Experimental Design and Results: Until now, Pol III transcripts of SINEs have been detected and quantified by the primer extension method, which utilize a reverse-transcription reaction primed by a radioactively labeled oligonucleotide located in the body of a SINE with subsequent separation of resulting cDNAs in acrylamide gels. In gels, a Pol III-generated cDNA band is separated from the Pol II-generated smear as the former is homogeneous and shorter than Pol II transcripts. Here we propose a novel method that is based on adaptor ligation followed by PCR, more sensitive and allows high- throughput real-time PCR format. Therefore, this approach should facilitate the research of transposable elements.

Fig. 1. Principle of specific amplification of Pol III-generated transcripts of transposon B1 by adaptor-PCR method.

Experimental applications of the adaptor-PCR method: To test this method, we chose a model of the rodent cell response to UV stress and studied Pol III-dependent transcription of transposon B1, a rodent homolog of human Alu repeat. In the first experiment, we demonstrated that Pol III- dependent transcription of transposon B1 is affected by UVB irradiation, a strong genotoxic cellular stress.

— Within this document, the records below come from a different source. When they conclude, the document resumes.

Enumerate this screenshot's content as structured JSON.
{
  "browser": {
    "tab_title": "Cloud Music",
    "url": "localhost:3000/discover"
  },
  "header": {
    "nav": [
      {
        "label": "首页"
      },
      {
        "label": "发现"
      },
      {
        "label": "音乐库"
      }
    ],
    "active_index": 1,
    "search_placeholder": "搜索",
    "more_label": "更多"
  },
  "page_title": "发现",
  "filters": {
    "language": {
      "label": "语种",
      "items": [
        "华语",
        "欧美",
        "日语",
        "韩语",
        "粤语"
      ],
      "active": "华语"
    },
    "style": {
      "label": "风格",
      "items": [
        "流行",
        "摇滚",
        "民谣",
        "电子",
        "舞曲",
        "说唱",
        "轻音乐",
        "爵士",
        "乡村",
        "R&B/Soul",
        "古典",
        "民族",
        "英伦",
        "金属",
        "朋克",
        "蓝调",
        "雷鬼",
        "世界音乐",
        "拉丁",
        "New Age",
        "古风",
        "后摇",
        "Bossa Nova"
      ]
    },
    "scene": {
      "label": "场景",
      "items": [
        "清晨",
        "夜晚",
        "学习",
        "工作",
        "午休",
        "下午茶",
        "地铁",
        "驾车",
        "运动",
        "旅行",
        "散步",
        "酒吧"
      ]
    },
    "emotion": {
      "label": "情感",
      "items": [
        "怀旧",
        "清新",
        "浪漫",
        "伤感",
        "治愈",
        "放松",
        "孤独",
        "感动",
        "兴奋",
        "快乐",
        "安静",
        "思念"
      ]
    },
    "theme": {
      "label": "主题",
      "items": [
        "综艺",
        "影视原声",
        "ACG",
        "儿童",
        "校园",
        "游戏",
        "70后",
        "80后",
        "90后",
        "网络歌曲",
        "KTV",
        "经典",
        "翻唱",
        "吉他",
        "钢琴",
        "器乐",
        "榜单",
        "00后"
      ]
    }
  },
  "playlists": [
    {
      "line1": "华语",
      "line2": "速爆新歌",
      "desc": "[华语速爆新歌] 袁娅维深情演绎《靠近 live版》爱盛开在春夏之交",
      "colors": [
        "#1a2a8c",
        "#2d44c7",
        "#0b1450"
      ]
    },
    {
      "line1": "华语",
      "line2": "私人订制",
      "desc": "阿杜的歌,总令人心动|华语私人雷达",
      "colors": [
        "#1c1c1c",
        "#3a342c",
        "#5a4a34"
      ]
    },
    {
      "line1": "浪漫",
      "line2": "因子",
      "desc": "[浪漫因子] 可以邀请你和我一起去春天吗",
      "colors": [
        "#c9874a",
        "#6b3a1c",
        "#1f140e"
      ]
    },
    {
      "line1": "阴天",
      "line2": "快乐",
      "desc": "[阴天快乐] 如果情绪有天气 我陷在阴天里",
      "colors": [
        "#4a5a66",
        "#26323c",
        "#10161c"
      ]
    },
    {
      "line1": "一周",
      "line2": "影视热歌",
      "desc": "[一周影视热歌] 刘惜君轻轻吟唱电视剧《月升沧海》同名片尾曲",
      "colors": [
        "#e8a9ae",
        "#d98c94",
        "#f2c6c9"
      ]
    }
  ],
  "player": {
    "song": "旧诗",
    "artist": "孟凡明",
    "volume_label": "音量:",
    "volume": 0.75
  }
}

In another experiment, we applied this method to the study of subcelullar localization of Pol III transcripts of transposon B1 in rat livers.we demonstrated an enrichment of the Pol III-dependent transcripts in the nucleus.

Conclusion: we developed an adaptor-PCR-based method for detection of Pol III transcripts that should facilitate the research of transposable elements, particularly in the context of cellular stress.